The Arnold congregation continues to be a vibrant light in the community. In 2012 we celebrated our 50th Anniversary and Homecoming. From the 80 members who were present on the first day, to the 280 that were present this week, we still continue to grow. If you are looking for a Christ centered, Bible based church home in the Arnold area, then look no further. Come out and visit with us soon!
One could summarize our beliefs by saying, “No book but the Bible, no creed but Christ.” We strive to be the Church one reads about in the New Testament to call Bible things by Bible names and do Bible things in Bible ways. Batsell Barrett Baxter summed it up this way:
What is the distinctive plea of the Church of Christ?
It is primarily a plea for religious unity based upon the Bible. In a divided religious world it is believed that the Bible is the only possible common denominator upon which most, if not all, of the God-fearing people of the land can unite. This is an appeal to go back to the Bible. It is a plea to speak where the Bible speak and to remain silent where the Bible is silent in all matters that pertain to religion. It further emphasizes that in everything religious there must be a “Thus saith the Lord” for all that is done. The objective is religious unity of all believers in Christ. The basis is the New Testament. The method is the restoration of New Testament Christianity.
Why does the Church of Christ baptize only by immersion? The word baptize comes from the Greek word “baptizo” and literally means, “to dip, to immerse, to plunge.” In addition to the literal meaning of the word, immersion is practiced because it was the practice of the church in apostolic times. Still further, only immersion conforms to the description of baptisms as given by the apostle Paul in Romans 6:3-5 where he speaks of it as a burial and resurrection.
What does the Church of Christ believe about the Bible? The original autographs of the sixty six books which make up the Bible are considered to have been divinely inspired, by which it is meant that they are infallible and authoritative. Reference to the scriptures is made in settling every religious question. A pronouncement from the scripture is considered the final word. The basic textbook of the church and the basis for all preaching is the Bible.

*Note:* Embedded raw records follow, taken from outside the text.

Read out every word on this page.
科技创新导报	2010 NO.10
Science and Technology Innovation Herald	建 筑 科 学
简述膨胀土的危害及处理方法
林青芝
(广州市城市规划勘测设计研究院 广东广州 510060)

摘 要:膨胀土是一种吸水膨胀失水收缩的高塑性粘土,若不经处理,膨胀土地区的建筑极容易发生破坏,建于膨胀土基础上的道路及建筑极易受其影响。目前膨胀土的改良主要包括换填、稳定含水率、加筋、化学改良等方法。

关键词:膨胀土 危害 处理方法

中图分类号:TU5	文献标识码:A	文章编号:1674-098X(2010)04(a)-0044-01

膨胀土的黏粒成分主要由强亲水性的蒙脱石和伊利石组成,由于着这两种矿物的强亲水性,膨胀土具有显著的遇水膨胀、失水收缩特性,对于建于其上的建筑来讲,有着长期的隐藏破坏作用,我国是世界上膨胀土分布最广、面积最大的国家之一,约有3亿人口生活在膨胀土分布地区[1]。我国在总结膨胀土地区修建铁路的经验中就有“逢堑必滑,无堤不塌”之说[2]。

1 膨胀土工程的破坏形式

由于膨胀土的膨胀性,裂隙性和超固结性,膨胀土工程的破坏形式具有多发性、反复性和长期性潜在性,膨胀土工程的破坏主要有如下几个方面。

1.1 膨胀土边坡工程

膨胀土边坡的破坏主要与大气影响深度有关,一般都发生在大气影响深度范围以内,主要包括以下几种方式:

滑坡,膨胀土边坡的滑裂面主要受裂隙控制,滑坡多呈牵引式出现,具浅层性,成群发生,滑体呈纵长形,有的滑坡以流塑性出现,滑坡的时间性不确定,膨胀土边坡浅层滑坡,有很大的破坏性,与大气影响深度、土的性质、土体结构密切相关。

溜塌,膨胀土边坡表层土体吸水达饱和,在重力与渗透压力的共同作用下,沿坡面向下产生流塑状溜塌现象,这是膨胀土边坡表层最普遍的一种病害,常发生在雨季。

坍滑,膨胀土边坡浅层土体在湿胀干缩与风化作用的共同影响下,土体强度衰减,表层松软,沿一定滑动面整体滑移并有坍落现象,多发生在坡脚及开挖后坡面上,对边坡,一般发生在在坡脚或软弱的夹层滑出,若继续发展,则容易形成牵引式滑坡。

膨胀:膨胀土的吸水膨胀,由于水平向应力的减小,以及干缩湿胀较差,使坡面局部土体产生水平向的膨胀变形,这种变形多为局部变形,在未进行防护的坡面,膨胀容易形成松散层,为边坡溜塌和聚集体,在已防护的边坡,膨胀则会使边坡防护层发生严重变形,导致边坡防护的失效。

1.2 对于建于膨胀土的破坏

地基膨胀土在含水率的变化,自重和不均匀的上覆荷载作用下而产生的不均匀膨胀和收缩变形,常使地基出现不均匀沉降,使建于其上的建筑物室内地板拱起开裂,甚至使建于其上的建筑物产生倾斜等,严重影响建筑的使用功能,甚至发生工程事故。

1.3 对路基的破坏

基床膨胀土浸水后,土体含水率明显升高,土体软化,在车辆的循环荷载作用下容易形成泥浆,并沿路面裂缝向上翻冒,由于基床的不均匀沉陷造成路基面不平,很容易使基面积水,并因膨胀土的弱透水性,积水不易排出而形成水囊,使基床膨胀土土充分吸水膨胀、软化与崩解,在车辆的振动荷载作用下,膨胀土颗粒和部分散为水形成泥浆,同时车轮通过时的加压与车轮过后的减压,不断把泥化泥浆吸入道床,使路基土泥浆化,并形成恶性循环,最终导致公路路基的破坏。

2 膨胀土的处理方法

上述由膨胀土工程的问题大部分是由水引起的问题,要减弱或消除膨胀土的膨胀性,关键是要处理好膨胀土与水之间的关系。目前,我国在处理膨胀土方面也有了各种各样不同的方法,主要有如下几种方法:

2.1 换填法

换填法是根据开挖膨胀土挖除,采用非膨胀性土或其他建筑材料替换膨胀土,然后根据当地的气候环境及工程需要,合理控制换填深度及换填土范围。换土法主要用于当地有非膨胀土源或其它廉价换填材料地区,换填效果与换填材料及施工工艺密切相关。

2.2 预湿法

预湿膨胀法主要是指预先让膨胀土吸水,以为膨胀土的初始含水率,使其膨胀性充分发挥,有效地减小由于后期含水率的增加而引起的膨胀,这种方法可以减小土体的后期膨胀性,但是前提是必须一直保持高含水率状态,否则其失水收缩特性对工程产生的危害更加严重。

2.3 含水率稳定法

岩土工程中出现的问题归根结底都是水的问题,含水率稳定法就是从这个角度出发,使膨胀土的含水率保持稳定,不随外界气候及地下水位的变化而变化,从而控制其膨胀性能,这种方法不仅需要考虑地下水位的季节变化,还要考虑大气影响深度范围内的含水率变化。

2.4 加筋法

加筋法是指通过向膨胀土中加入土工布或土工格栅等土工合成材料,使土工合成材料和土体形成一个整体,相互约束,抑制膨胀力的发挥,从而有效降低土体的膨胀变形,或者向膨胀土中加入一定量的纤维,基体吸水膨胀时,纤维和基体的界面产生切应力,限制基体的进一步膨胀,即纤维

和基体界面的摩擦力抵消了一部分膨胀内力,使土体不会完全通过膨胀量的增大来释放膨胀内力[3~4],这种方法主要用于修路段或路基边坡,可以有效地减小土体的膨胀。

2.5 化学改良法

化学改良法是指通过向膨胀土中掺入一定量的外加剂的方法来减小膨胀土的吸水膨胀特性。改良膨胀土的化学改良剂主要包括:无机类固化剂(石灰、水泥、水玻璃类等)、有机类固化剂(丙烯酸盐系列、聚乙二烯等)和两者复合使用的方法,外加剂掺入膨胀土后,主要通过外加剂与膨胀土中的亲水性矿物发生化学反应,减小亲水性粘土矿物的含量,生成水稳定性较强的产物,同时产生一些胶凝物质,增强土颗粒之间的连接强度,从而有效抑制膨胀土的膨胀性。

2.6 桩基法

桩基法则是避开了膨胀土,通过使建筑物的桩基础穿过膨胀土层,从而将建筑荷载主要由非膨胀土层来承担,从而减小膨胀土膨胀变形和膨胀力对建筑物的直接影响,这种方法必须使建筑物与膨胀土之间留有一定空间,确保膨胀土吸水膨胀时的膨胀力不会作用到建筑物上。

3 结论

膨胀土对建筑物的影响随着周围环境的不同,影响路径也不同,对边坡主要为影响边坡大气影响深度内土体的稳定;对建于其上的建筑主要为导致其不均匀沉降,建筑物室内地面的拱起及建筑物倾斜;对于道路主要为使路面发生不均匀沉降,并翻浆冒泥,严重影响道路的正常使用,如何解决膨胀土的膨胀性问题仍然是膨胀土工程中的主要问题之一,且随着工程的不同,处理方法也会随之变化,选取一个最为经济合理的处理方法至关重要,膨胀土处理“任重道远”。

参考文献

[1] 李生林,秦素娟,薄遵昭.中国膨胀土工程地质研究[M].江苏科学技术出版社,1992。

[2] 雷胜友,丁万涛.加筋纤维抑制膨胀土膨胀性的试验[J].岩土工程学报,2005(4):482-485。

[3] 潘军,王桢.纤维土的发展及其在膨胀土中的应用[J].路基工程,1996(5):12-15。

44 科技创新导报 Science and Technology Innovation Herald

How often is the Lord’s supper eaten? It is expected that every member of the church will assemble for worship on each Lord’s day. A central part of worship is the eating of the Lord’s supper (Acts 20:7). Unless providentially hindered, each member considers this weekly appointment as binding.
What kind of music is used in the worship? As a result of the distinctive plea of the church – a return to New Testament Faith and practice – acapella singing is the only music used in the worship. This singing, unaccompanied by mechanical instruments of music, conforms to the music used in the apostolic church and for several centuries thereafter (Ephesians 5:19). It is felt that there is no authority for engaging in acts of worship not found in the New Testament. This principle eliminates the use of instrumental music, along with the use of candles, incense, and other similar elements.